Une entreprise japonaise privée tente un atterrissage historique au nord de la Lune
Une entreprise japonaise privée tente un atterrissage historique au nord de la Lune

Un alunisseur japonais privé s’apprête à tenter un atterrissage audacieux dans l’extrême nord de la Lune, une région encore inexplorée. Cette mission, portée par la société tokyoïte ispace, marque une nouvelle étape dans la course commerciale vers notre satellite naturel, traditionnellement dominée par les agences spatiales nationales.

L’engin spatial, baptisé Resilience, doit se poser ce jeudi à 21h17 (heure de Paris). Il s’agit du deuxième essai lunaire pour ispace, après un premier échec en 2023. Cette nouvelle tentative, plus ambitieuse, emporte un mini-rover équipé d’une pelle destinée à recueillir des échantillons lunaires, ainsi qu’un objet artistique inattendu : une maisonnette rouge suédoise de la taille d’un jouet, que l’équipe prévoit de déposer sur le sol lunaire.

Lancé en janvier depuis la Floride, Resilience a rejoint l’orbite lunaire le mois dernier, après un long périple partagé avec la sonde américaine Blue Ghost de Firefly Aerospace. Cette dernière a réussi en mars le premier atterrissage lunaire privé réussi. En revanche, l’atterrisseur d’Intuitive Machines, arrivé peu après, s’est écrasé dans un cratère près du pôle sud.
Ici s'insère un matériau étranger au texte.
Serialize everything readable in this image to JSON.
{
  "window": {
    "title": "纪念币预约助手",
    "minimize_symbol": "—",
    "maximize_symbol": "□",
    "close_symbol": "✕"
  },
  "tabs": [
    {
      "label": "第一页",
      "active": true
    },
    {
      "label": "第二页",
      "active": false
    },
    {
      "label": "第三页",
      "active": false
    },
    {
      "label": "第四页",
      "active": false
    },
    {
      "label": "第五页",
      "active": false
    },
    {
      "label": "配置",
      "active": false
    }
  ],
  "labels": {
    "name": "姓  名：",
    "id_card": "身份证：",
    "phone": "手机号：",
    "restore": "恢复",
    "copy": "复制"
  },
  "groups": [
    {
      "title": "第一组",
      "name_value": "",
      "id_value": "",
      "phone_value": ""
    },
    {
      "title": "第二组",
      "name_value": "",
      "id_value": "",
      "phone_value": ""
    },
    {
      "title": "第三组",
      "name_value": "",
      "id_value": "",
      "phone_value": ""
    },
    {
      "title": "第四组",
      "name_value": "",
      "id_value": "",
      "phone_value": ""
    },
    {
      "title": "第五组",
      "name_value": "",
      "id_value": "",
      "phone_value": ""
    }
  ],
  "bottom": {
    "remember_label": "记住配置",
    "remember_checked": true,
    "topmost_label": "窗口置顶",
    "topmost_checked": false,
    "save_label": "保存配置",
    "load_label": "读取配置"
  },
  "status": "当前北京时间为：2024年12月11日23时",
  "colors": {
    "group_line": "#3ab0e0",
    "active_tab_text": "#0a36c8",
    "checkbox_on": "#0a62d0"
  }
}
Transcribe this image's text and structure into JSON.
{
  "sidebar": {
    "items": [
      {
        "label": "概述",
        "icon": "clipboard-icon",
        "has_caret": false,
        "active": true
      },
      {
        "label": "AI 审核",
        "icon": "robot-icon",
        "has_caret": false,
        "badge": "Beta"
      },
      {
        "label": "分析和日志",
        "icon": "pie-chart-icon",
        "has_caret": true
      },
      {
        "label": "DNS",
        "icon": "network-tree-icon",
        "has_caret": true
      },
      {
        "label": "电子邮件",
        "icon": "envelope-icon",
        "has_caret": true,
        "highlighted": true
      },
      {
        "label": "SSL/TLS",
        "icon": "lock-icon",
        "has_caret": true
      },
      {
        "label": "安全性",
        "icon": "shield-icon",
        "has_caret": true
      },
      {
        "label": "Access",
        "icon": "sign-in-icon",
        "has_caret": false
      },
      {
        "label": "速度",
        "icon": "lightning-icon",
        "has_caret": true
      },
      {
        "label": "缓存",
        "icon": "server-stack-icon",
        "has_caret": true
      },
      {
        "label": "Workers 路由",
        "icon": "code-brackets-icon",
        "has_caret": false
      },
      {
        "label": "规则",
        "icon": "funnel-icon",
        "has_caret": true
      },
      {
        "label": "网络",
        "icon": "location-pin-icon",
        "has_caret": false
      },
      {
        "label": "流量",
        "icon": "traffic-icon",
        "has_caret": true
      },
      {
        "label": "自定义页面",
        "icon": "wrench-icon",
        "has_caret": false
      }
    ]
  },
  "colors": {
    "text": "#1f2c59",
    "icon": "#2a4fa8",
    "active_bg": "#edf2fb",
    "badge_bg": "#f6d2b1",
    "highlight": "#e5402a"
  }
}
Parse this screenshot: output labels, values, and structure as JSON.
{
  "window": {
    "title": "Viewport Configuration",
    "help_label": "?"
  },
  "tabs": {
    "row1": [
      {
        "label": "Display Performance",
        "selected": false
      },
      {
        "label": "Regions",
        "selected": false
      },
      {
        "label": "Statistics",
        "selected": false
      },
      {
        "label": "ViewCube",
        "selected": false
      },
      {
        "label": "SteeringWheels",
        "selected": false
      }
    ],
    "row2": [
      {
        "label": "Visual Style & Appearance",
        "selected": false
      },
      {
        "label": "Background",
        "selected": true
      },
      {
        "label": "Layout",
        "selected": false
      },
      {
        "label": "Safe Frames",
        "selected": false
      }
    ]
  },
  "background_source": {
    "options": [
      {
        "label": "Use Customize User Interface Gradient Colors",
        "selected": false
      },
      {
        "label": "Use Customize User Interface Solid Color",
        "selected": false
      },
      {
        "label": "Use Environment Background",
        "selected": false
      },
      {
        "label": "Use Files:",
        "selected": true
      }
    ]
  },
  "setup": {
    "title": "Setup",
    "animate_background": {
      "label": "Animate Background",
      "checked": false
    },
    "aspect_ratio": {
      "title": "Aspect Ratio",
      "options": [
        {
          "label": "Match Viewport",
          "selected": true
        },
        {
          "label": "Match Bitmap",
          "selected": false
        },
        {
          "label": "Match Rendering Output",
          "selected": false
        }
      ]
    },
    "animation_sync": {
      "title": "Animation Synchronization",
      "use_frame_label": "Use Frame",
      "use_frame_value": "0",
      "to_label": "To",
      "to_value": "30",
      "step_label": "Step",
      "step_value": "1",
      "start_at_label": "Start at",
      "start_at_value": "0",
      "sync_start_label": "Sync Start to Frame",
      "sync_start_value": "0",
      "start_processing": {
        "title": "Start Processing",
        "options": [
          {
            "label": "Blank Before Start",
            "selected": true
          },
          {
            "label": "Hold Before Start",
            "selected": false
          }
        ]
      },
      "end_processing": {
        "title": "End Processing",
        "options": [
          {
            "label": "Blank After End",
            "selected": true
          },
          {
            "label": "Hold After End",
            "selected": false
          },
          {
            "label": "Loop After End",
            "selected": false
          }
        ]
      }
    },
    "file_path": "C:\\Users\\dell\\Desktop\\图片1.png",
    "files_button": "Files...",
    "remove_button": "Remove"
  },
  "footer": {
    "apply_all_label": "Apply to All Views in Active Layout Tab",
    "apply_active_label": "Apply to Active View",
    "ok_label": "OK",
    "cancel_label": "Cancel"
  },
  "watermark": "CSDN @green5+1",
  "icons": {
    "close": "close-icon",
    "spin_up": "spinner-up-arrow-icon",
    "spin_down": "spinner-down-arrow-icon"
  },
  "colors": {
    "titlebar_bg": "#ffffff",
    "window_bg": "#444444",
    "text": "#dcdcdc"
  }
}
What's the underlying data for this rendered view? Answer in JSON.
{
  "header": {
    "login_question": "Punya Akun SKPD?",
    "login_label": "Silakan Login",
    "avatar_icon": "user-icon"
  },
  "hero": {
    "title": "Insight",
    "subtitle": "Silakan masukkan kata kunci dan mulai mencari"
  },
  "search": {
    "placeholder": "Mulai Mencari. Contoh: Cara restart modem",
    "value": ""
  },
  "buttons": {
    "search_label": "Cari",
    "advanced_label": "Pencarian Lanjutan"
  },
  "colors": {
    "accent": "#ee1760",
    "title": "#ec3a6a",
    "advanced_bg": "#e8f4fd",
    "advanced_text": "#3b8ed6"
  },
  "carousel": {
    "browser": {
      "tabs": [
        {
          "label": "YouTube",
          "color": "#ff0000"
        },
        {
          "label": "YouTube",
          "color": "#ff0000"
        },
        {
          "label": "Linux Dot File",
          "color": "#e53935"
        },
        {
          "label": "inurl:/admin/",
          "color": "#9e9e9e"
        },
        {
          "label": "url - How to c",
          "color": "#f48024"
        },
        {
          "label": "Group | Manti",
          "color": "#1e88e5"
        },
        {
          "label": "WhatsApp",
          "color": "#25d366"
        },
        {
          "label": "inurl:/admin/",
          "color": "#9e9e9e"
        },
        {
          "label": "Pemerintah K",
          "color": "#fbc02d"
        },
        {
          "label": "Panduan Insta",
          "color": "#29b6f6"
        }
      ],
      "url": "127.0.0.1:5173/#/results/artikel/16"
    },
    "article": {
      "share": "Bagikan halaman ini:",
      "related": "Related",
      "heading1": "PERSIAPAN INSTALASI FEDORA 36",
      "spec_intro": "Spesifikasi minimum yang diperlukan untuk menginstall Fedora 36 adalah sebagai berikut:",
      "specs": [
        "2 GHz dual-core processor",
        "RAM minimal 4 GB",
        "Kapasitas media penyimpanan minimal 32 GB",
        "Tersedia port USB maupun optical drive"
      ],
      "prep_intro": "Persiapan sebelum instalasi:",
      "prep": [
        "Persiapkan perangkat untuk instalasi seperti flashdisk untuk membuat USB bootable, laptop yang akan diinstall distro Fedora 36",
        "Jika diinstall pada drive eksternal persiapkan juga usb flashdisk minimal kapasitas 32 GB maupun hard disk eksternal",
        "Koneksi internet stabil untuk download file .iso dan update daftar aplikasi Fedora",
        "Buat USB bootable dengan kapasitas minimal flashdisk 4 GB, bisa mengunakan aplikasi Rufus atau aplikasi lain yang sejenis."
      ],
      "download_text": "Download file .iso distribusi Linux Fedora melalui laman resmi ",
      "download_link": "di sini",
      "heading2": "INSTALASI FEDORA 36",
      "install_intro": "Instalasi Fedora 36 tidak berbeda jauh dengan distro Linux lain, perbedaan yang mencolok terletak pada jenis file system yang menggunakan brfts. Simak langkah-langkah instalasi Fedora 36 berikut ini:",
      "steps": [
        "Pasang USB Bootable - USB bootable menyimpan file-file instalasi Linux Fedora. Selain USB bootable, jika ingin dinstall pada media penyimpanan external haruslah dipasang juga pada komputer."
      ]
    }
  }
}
L’approche choisie par ispace est plus prudente : Resilience vise une zone relativement plate dans le Mare Frigoris ou « mer du froid », au nord de la face visible de la Lune. Ce site présente moins de risques que les régions ombragées du pôle sud. Si l’atterrissage se passe bien, l’alunisseur enverra ses premières images dans les heures ou jours suivants. Le déploiement du rover est prévu au plus tôt ce week-end.

Le rover, nommé Tenacious (« Ténace »), a été conçu en Europe. Il pèse à peine 5 kg et est doté d’une caméra haute définition. Il explorera les environs à une vitesse de quelques centimètres par seconde et pourra parcourir jusqu’à un kilomètre, tout en réalisant des prélèvements de régolithe pour le compte de la NASA. Sa mission durera environ deux semaines, correspondant à la période d’ensoleillement sur place.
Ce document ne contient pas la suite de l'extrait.